14th May 2018 - Author: Matt Sheehan

A recent study by X-Analytics has revealed that silent cyber risks are one of the major impediments to growth in the cyber re/insurance market, and that measurement of cyber risk in general is highly deficient among both customers and the wider re/insurance industry.

Cyber risk insurance and reinsuranceNon-affirmative cyber, or silent cyber, refers to instances where cyber perils like service interruptions or data breaches are neither explicitly included nor excluded by a re/insurance policy’s wording, according to cyber risk-modeller X-Analytics.

The survey of 78 brokerages and re/insurance companies, which was sponsored by Secure Systems Innovation Corporation (SSIC), the cyber risk management firm that created X-Analytics, found that 77% of respondents believed the industry needs to urgently address silent cyber risks.

Additionally, 22% recognised that there was no way to swiftly resolve the issue of silent cyber risk, and 47% admitted they had no clear connection between core cyber peril events and cyber risk insurance cover elements in their policy wording.

When asked why cyber insurance is not purchased by more companies as a risk transfer option, respondents cited firms not understanding their own risk exposures as the main factor, followed by poor understanding of policy coverage and confusing policies.

X-Analytics also found that 89% of respondents are aware that their customers have inadequate methods for measuring the cost of a data breach, and that the same percentage knew their customers could not adequately measure the potential impact of a cyber extortion event.

87% of brokers and re/insurers were also aware that their customers had inadequate measurement systems for theft of intellectual property, and 83% felt customers could not measure the cost of a cyber-attack that interrupts service.

Furthermore, the survey revealed that 62% of respondents agreed that a series of catastrophic cyber events or a systemic cyber event will drastically alter the way in which re/insurers measure the risk profile of cyber insurance applicants.

Robert Vescio, Chief Analytics Officer at SSIC and inventor of X-Analytics, commented on the survey’s findings: “There are more than 130 insurers writing cyber premiums globally. Does this mean that cyber risk is well-understood and that there are agreed-upon standards for underwriting throughout the industry? According to the survey, the answer is a resounding ‘no.’ Cyber risk is clearly not yet well-enough understood or measured right now.

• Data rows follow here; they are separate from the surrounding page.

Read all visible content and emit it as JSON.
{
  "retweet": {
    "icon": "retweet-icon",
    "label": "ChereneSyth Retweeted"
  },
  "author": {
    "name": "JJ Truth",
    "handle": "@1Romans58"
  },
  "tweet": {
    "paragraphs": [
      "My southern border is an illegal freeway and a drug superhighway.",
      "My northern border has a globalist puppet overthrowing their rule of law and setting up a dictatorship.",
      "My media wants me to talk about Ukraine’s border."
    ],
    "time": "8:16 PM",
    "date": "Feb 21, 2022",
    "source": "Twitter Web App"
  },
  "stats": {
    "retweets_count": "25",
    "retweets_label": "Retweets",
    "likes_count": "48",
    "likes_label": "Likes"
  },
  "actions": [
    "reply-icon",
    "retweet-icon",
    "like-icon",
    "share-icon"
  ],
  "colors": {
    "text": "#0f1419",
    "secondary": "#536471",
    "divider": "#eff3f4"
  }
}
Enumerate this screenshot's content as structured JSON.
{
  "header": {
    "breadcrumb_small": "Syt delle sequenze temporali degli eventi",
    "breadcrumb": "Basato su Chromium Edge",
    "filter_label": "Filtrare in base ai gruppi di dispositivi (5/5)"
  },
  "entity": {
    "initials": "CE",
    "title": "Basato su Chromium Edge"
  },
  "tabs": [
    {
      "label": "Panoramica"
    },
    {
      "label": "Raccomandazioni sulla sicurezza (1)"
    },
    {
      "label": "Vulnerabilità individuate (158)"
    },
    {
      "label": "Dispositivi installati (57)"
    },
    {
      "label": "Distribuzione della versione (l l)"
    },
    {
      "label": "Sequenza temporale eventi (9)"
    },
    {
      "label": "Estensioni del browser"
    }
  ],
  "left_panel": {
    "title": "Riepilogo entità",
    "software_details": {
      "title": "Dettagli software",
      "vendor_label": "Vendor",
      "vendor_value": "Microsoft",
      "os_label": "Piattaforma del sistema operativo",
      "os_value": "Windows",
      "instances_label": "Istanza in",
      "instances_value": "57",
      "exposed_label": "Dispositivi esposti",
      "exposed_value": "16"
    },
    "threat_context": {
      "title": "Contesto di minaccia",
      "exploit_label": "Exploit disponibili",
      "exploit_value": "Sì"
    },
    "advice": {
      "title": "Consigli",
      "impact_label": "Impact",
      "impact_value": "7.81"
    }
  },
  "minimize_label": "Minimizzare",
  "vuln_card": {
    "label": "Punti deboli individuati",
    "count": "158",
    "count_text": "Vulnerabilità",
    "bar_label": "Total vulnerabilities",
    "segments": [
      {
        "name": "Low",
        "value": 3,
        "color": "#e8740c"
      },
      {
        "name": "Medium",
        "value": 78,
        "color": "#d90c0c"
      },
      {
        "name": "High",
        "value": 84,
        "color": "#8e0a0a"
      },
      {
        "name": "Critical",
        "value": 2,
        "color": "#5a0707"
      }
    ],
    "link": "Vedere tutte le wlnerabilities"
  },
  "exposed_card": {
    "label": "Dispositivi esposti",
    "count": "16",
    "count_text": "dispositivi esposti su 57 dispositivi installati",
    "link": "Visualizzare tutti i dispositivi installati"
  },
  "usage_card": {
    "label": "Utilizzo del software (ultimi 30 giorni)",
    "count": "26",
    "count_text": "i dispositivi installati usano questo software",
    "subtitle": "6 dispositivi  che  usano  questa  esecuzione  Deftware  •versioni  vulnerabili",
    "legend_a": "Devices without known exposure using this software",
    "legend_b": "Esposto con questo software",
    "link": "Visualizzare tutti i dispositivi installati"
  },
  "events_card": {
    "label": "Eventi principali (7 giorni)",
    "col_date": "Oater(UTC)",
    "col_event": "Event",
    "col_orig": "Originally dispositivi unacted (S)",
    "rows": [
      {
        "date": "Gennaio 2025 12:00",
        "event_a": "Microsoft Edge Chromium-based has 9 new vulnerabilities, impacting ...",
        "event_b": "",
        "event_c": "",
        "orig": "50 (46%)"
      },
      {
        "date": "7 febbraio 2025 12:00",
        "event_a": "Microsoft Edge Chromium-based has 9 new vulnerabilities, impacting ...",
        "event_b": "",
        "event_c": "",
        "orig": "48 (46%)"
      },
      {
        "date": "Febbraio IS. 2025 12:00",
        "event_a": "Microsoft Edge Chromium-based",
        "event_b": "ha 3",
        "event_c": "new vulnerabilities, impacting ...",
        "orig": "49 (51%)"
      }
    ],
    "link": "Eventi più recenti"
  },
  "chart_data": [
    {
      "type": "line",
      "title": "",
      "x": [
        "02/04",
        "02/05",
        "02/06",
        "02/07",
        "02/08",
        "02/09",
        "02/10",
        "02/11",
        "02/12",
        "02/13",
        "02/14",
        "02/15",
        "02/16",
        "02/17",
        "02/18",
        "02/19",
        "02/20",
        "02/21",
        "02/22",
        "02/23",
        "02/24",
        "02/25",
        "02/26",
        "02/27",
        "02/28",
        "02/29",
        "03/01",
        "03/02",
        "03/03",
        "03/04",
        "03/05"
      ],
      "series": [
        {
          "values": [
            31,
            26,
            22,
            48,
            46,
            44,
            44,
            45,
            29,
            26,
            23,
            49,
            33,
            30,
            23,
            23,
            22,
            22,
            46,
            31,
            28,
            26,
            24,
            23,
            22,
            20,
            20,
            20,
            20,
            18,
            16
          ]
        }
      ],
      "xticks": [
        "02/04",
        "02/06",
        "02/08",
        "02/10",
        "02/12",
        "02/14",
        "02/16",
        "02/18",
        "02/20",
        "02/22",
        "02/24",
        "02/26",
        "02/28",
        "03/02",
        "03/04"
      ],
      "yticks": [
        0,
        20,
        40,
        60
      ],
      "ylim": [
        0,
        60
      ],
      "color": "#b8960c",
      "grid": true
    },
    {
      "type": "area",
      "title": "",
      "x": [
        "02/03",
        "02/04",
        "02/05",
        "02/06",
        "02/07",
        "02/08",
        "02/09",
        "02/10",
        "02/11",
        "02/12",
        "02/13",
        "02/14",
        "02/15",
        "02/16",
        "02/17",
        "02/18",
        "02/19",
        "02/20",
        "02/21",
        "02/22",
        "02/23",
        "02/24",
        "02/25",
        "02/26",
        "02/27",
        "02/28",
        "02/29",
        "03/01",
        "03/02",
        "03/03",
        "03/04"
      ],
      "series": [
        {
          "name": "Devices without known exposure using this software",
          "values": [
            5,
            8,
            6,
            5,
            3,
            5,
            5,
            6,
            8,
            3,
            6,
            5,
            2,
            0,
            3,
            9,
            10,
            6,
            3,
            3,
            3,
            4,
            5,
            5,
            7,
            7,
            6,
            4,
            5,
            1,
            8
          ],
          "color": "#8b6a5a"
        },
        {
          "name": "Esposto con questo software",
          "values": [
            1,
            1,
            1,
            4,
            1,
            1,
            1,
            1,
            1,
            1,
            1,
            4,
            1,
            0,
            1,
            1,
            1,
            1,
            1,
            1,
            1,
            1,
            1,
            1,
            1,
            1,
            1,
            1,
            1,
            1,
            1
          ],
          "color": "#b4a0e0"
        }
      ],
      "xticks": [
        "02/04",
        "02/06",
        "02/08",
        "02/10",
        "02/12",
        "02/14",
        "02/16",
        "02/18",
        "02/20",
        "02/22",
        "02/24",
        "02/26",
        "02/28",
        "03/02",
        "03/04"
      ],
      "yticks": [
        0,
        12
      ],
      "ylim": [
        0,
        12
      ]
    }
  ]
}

“There remains significant market pressure to underwrite and quote policies as efficiently as possible, even while admitting a widespread inability to measure an applicant’s risk profile. This generates mismatches between desirable underwriting principles and prevalent practices for writing cyber cover today.

“The survey also highlights an urgent need to model non-affirmative or ‘silent’ cyber risk and develop a better understanding of aggregate risk within an insurer’s portfolio. Many insurers are now concerned that a series of major cyber events could rapidly erode the finite margin across numerous portfolios and test if there is enough capital to cover significant cyber-related claims within a calendar year.”